To remove a negative article from Google, you have five escalating options: editorial right-to-reply for factual corrections, IPSO complaint for regulated UK press breaches, GDPR right-to-be-forgotten request to Google, UK defamation action if the article contains false statements causing harm, or SEO suppression if the article cannot be removed (push it to page 3+ by outranking it with positive content). Each has different cost, timeline, and success rates.

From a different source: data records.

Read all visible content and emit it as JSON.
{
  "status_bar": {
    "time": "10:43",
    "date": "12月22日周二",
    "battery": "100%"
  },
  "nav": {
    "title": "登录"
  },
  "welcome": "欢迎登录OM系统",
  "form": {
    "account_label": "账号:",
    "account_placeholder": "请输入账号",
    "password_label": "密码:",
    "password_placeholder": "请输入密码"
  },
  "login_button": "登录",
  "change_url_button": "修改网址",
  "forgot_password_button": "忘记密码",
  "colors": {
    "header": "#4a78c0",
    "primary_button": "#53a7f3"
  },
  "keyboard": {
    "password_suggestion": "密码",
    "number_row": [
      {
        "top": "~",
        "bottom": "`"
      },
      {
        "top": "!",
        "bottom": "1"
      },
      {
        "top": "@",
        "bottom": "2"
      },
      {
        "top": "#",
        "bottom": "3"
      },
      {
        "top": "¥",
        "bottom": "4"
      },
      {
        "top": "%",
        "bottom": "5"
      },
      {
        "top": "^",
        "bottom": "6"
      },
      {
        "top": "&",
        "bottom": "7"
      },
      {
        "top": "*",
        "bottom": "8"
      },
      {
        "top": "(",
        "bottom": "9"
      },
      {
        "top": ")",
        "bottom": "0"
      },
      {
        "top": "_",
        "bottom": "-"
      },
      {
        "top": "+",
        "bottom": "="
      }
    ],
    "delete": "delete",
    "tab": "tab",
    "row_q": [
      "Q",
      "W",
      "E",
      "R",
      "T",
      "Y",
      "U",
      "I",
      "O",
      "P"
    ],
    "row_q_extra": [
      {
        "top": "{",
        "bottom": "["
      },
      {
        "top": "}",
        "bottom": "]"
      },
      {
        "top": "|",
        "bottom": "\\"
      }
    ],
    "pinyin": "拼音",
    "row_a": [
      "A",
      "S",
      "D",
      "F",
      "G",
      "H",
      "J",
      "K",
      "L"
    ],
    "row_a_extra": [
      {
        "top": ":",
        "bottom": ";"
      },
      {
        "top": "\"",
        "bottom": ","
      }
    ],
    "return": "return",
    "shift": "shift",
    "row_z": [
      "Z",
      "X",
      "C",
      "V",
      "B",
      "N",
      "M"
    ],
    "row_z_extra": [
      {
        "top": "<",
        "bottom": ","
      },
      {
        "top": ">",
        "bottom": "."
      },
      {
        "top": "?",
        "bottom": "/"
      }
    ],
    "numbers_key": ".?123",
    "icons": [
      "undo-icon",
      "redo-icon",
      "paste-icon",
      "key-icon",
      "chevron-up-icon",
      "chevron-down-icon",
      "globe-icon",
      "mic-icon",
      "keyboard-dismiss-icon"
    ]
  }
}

Option 1: Right-to-reply / editorial correction
Contact the publication’s editor or readers’ editor. Request correction of factual errors. Success rate varies — some publications publish corrections, others dig in. Cost: free (or £1-3k for a PR/legal-coordinated approach).
Option 2: IPSO complaint
For UK press regulated under IPSO (Independent Press Standards Organisation), you can file a complaint citing Editors’ Code breaches. Free. 2-6 month process. Moderate success rate for clear factual breaches.
Option 3: GDPR right-to-be-forgotten
Submit a delisting request to Google under UK GDPR. Works best for outdated personal information, spent criminal convictions, and irrelevant historical content. Free. Google processes in 4-12 weeks.

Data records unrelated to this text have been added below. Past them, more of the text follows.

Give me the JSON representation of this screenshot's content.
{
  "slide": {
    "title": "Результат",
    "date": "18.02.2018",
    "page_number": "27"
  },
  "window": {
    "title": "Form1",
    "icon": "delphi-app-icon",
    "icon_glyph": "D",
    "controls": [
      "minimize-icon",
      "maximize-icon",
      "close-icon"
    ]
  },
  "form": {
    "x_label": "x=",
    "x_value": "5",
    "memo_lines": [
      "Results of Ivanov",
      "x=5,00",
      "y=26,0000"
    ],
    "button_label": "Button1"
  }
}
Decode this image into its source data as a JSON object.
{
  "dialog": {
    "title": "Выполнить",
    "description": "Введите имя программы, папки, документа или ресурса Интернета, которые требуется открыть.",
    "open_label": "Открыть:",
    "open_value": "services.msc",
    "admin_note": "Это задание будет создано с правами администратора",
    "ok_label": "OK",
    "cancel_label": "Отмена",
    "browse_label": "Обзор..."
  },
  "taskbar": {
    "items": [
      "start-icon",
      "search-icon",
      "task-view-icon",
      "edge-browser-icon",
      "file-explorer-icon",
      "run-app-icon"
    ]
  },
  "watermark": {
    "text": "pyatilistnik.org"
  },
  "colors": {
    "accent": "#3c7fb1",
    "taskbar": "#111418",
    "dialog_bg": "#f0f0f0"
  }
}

Option 4: UK defamation action
For articles containing false statements of fact that have caused harm, UK defamation solicitors can serve takedown notices and pursue court action. £5k-£50k+. 3-12 month timeline. High success where defamation is provable.
Option 5: SEO suppression
Build multiple positive content pieces that rank above the negative article. Your own website content, LinkedIn, press coverage, YouTube, Wikipedia (if notable). Takes 3-9 months to meaningfully reorder page 1 results.